Изменить размер шрифта - +
Услышав, как люди закричали про Хмеля, стрелочник с радостью подумал, что пришел конец бандиту и его шайке.

Видя теплушки, несущиеся с бешеной скоростью на состав, он перекрестился и произнес:

— Тут тебе, ироду, и крышка!… Черт с ними, с вагонами!…

Но здравый смысл взял верх. С какой это стати батька Хмель будет разъезжать в теплушках без паровоза? Что-то не то! И стрелочник перевел стрелку.

Три вагона, роняя горячие искры, с грохотом пронеслись мимо замершего у платформы состава и скрылись за станцией, оставив в воздухе запах жженого масла и раскаленного металла.

И снова увидел Глебка за дверью сплошную стену леса. Опасность временно отступила. Но радости не было. Глебка устал от переживаний. Резкие переходы от надежды к отчаянью притупили чувства. Он даже не удивился, когда перед самой дверью теплушки взметнулись вверх лошадиные ноги и вставший на дыбы конь испуганно заржал в темноте.

Зато смену в ритме перестукиванья колес Глебка уловил сразу и настороженно прислушался. «Тут-тук, тук-тук, тук-тук», — часто-часто переговаривались колеса. Но в этом стуке появилась какая-то новая нотка, будто и колеса устали. Да и букса визжала не так пронзительно.

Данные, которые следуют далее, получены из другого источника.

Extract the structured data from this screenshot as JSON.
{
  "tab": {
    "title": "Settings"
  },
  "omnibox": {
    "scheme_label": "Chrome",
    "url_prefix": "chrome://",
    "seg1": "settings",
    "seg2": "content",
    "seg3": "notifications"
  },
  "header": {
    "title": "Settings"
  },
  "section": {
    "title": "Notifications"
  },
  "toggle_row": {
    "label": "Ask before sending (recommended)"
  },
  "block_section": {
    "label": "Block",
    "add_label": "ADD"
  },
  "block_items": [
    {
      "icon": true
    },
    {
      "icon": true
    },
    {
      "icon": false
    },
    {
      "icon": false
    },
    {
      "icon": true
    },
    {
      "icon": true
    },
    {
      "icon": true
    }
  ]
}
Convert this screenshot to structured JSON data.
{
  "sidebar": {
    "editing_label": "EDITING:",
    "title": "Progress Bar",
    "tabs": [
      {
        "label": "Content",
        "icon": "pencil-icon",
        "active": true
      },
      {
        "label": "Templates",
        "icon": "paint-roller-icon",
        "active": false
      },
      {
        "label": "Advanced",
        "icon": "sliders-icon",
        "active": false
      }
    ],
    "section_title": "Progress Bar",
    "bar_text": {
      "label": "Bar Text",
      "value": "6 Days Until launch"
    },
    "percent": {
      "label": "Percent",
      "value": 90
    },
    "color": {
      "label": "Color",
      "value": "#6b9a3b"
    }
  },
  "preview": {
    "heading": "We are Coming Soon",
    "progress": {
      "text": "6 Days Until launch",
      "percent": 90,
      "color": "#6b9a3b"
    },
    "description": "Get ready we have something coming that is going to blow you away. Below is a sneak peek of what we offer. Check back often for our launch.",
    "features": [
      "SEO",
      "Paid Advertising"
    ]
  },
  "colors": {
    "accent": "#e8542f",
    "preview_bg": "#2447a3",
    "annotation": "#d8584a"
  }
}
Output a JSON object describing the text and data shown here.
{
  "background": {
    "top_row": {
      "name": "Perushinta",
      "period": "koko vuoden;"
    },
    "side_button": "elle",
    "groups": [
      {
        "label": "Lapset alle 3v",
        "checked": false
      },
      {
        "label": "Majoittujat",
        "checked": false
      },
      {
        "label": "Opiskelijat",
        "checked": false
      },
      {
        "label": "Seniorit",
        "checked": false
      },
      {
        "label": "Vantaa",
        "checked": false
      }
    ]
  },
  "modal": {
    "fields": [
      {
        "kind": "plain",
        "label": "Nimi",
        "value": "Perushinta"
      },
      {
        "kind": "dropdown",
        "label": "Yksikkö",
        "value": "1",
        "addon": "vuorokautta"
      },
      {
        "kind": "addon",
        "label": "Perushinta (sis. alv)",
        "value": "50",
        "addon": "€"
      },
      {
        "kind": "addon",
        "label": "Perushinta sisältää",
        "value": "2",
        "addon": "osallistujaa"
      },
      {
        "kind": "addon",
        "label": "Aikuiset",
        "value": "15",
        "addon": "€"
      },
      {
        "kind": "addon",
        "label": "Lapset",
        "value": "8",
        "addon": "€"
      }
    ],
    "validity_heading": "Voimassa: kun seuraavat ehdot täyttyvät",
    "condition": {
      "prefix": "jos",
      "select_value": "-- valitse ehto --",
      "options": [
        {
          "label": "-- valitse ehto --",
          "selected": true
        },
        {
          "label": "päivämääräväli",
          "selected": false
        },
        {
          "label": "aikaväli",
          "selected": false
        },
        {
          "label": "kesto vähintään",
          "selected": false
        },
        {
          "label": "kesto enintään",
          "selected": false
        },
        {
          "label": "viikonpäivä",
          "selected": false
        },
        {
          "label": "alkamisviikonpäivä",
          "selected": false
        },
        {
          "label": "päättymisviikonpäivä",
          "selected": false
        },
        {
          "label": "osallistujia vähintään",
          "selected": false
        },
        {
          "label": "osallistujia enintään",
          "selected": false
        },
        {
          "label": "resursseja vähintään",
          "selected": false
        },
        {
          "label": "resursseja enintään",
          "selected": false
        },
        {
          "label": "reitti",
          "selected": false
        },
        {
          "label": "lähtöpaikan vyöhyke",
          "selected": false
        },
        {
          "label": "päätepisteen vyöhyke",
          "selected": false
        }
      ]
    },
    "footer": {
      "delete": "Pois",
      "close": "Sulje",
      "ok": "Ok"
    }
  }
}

Глебка плюхнулся на пол, приложил ухо к грязным доскам и, задержав дыхание, стал слушать. Нет! Он не ошибся! Теплушки сбавили ход. Надо было повернуться и посмотреть: может быть, и лес за дверью бежит уже не так стремительно. Но Глебка боялся оторвать ухо от пола. Ему казалось, что от этого движения вагоны могут опять покатиться быстрее.

Так и лежал он, прильнув ухом к доскам, пока букса не скрипнула последний раз. Наступила удивительная ощутимая тишина. Встал Глебка на непослушные подгибающиеся ноги и подошел к двери.

Занималась заря. Бледный рассвет озарил восточную часть неба. Мирно и торжественно было вокруг.

Глебка осторожно спустился на снег и, приготовив маузер, пошел к открытой двери средней теплушки. Долго не решался он заглянуть в нее, но потом подтянулся на руках и впился глазами в темное нутро вагона. Там никого не было. Печка и котел стояли на старом месте. Валялись осиновые плахи, на которых недавно сидели бойцы, ожидая возвращения паровоза. Рядами высились мешки.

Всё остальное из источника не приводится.